Pour François Delbois, infirmier libéral et vice-président de l’Alliance des infirmières calédoniennes (ADIC), cette signature est loin d’être anodine : « Important, ce n’est pas le mot. C’est capital et c’est symbolique ». Il insiste sur la nécessité de « rendre visibles » ces professionnelles souvent invisibilisées, y compris dans les instances décisionnelles : « Si les infirmières ne font pas partie des organes décisionnels, ça ne fonctionne pas ». Le message est clair : la reconnaissance doit s’accompagner d’actes. « Maintenant, ce qu’on attend, ce sont des actes. Les solutions sont présentées, elles sont très concrètes, elles sont datées, elles sont budgétisées », martèle-t-il. Il appelle à une approche transpartisane, à la création d’une cellule de pilotage professionnelle et indépendante, et à l’adaptation du cadre législatif pour attirer et retenir les soignants.

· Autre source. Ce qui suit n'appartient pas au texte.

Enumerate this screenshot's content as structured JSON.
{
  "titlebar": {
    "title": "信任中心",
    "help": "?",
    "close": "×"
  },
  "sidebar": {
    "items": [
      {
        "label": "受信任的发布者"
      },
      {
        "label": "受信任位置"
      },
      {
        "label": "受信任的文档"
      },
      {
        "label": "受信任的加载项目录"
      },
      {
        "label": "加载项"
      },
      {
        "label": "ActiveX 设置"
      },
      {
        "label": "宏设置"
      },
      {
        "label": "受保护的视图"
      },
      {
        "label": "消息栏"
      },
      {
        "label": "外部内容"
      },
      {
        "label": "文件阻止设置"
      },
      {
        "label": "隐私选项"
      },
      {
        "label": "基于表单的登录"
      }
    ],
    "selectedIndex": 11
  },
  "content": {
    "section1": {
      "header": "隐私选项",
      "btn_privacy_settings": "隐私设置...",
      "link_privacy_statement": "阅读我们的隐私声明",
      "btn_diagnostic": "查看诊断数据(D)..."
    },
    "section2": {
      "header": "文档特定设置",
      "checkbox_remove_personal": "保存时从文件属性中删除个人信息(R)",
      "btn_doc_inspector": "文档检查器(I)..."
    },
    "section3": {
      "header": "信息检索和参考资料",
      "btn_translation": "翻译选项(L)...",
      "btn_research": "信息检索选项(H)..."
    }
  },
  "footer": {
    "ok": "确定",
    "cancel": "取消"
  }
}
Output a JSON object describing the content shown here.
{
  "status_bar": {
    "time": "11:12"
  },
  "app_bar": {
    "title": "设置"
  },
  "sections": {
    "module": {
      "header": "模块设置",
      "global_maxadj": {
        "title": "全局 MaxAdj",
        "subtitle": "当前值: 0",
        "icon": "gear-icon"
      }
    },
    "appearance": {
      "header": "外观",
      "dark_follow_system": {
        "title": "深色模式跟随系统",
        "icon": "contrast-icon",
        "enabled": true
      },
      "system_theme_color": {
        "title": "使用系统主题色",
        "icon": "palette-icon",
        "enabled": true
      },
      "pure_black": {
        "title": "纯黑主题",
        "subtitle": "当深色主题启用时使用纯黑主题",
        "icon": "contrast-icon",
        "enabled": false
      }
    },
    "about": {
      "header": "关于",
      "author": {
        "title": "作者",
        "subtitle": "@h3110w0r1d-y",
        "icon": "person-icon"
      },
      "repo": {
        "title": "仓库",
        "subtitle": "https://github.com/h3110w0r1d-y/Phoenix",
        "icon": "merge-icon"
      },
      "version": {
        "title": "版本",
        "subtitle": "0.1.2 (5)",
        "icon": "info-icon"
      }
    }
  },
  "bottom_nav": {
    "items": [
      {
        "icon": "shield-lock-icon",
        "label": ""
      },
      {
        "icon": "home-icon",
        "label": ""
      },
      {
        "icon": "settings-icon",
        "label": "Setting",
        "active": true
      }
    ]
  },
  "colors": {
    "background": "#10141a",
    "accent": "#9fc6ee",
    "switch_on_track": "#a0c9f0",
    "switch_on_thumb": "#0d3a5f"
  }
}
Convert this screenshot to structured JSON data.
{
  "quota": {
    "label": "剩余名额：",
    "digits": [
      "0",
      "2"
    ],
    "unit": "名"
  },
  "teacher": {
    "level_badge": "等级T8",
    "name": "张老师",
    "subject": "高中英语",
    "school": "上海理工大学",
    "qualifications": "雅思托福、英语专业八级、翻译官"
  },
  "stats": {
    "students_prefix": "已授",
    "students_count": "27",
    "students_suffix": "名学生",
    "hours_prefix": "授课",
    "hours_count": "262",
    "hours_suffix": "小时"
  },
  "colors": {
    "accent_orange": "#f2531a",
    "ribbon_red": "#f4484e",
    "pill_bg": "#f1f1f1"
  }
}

Les dix engagements de la Charte
La Charte pour le changement, signée ce 12 mai par la présidente de la province Sud, propose une feuille de route claire pour renforcer la profession infirmière et améliorer les systèmes de santé. Elle s’articule autour de dix engagements que les décideurs publics et employeurs sont invités à mettre en œuvre. Il s’agit d’abord de reconnaître les soins infirmiers comme un investissement essentiel à la santé publique et au développement, et non comme un simple poste de dépense. La charte appelle ensuite à garantir des conditions de travail sûres, en protégeant la santé physique et mentale des soignants et en luttant activement contre la violence dans les établissements. Troisième pilier : la revalorisation salariale et l’amélioration des conditions de travail, pour attirer et fidéliser les professionnels. À plus long terme, les signataires s’engagent à atteindre l’autosuffisance en effectifs infirmiers, via une planification rigoureuse et une mobilité internationale encadrée. La formation est également au cœur du texte, avec un objectif clair : former davantage d’infirmiers, dans des cursus de qualité, adaptés aux besoins évolutifs. La charte encourage en parallèle le déploiement de modèles de soins dirigés par des infirmiers, notamment dans les domaines de la prévention, des soins primaires et à domicile. Elle insiste aussi sur la nécessité de valoriser les compétences et le rôle scientifique des infirmières, en les intégrant aux prises de décisions dans les politiques de santé. Cela suppose de travailler étroitement avec les associations d’infirmières, en les reconnaissant comme partenaires institutionnels à part entière. Enfin, deux engagements transversaux viennent compléter l’ensemble : l’intégration des principes d’égalité, de justice sociale et de respect des droits humains, et la promotion du leadership infirmier, en nommant davantage d’infirmières à des postes à responsabilité dans les systèmes de santé.
Claire Rio-Pennuen
À concrétiser
Si les mesures annoncées dans le plan Sud Santé vont dans le sens de plusieurs de ces engagements, notamment sur l’attractivité et la formation, les professionnels attendent désormais une mise en œuvre rapide et visible. « Un quart des soignants sont traumatisés. Si on ne fait rien pour eux, si on ne reconnaît pas leur engagement, si on ne change pas les lois, s’il n’y a pas d’actions concrètes, il n’y aura plus de soignants », alerte François Delbois. Il évoque aussi la nécessité d’intégrer les infirmiers dans les dynamiques de santé publique, y compris sur les enjeux d’égalité : « Prendre soin de nos soignants, c’est prendre soin aussi de l’égalité hommes-femmes ». Avec cette charte, la province Sud pose un acte fort. Reste à voir si les autres collectivités et institutions suivront. « Il s’agit de nos enfants, nos parents, nos conjoints », conclut le vice-président de l’ADIC. « Notre santé, c’est notre bien commun. »
À venir
Jeudi à 11 h à la FOL, à Nouméa, « Claude Gambey, membre du gouvernement chargé de la Santé, participera à la cérémonie de remise des diplômes de la promotion février 2022 des infirmiers diplômés d’État (IDE) », annonçait l’exécutif lundi midi.